Twixt wake and sleep, strange things erupt.

I do some of my "best" thinking when not fully conscious.


Falling asleep: the impossible camaraderie of numbers

All prime numbers beyond 3 are separated from the next and preceding prime number by a multiple of two. 5, 7, 11, 13, 17, etcetera.
Even numbers are wet, prime numbers are dry.

If you take a number of two or more digits and reverse the first and last digits (for instance: changing 29 to 92, 103 to 301, 8007 to 7008 and so forth), the difference between the first number and the second will always be divisible by nine.

Subtract one from a square number and the resultant number is divisible by the number immediately preceding and following the root, and is in fact those two numbers multiplied by each other - for instance, 25 minus 1 is 24, which is divisible by 4 and 6; 144 minus 1 is 143 which is 11 times 13, etcetera.
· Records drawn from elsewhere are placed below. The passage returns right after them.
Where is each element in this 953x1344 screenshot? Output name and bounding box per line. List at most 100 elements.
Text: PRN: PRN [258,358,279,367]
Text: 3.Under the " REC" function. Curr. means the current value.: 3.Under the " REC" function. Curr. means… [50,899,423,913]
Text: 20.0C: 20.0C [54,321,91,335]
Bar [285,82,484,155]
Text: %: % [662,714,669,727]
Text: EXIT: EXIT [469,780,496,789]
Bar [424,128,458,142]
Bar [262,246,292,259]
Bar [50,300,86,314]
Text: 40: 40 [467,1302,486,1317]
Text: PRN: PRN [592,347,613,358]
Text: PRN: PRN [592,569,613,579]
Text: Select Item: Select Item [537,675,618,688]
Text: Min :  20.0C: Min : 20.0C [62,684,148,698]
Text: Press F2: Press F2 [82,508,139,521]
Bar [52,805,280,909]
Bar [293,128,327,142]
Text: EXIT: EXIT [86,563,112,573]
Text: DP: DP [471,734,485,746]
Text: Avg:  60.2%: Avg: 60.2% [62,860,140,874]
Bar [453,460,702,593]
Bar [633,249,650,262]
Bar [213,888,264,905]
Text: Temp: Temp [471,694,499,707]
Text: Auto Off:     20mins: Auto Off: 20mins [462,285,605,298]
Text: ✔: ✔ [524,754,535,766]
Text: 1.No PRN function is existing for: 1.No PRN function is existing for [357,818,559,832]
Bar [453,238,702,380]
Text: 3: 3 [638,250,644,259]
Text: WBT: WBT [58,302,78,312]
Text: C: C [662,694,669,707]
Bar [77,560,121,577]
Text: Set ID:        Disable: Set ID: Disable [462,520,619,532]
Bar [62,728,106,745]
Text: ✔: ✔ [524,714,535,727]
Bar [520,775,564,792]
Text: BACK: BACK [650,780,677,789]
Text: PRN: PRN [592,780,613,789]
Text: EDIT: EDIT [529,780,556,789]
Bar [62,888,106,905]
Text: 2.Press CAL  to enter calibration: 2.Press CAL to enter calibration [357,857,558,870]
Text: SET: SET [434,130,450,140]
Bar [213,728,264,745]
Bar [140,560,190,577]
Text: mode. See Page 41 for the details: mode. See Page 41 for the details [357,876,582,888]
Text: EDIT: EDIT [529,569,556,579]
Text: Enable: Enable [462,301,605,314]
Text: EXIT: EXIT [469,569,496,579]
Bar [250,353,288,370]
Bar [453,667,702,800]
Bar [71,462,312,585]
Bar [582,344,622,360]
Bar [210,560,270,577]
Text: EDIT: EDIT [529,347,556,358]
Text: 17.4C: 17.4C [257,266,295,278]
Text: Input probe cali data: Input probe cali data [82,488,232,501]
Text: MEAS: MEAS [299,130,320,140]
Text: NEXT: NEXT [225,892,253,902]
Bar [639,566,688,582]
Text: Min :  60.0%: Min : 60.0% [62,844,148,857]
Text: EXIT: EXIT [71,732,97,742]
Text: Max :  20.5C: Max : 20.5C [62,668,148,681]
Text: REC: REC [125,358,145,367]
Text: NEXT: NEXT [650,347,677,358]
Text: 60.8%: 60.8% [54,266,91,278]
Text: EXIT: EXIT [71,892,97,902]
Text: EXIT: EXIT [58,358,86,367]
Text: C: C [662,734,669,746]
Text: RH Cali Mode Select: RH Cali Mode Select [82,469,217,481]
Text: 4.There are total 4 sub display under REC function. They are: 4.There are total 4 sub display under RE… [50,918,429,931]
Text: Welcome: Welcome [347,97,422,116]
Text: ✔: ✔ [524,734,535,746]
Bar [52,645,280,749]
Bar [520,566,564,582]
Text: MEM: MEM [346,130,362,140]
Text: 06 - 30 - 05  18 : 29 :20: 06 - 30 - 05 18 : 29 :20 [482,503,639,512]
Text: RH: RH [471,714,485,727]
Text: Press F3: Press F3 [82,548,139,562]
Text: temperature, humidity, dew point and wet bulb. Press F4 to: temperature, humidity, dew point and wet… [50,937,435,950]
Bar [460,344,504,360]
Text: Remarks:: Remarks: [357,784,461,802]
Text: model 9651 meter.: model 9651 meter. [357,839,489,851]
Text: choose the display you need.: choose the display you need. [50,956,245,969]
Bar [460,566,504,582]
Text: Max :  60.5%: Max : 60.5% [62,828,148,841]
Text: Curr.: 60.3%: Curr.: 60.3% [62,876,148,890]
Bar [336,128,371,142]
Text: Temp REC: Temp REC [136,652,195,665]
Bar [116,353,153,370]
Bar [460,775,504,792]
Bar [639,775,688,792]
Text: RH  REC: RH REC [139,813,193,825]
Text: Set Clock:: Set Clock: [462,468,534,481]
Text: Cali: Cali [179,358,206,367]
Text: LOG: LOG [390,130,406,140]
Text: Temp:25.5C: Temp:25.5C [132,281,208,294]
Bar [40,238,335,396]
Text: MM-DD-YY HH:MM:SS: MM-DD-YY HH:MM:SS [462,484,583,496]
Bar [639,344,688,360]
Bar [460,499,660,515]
Waking up: documentary of a waterplant that never was

Close-up video of a boggy stretch of rivers-edge on screen, while an educated sounding voice speaks over: "Now observe these pale plump segments among the dark leaves and tendrils - it is the symbiote "Waterspek", which provides nutrients that allow the "Vark Op Zee" to thrive among the reeds above the waterline, whereas at and below water level both plants - Vark Op Zee and Waterspek - exist entirely separately. In the past, it was thought that Waterspek, Vark Op Zee above the water, and Vark Op Zee below the water were in fact THREE different plants. Waterspek was known from Linnaeus, but Vark Op Zee was thought to have come in bilge water sometime after the war - it wasn't till the sixties that this invasive weed was fully studied. The collaboration of these two completely different species is a remarkable example of recent natural adaptation, truly remarkable"

Hmmmph! What's truly remarkable is that there are NO such plants, but there should be.

Vark Op Zee means 'pig at sea'. Waterspek, naturally, translates as 'water bacon'.


Why is there green treif in my dreams?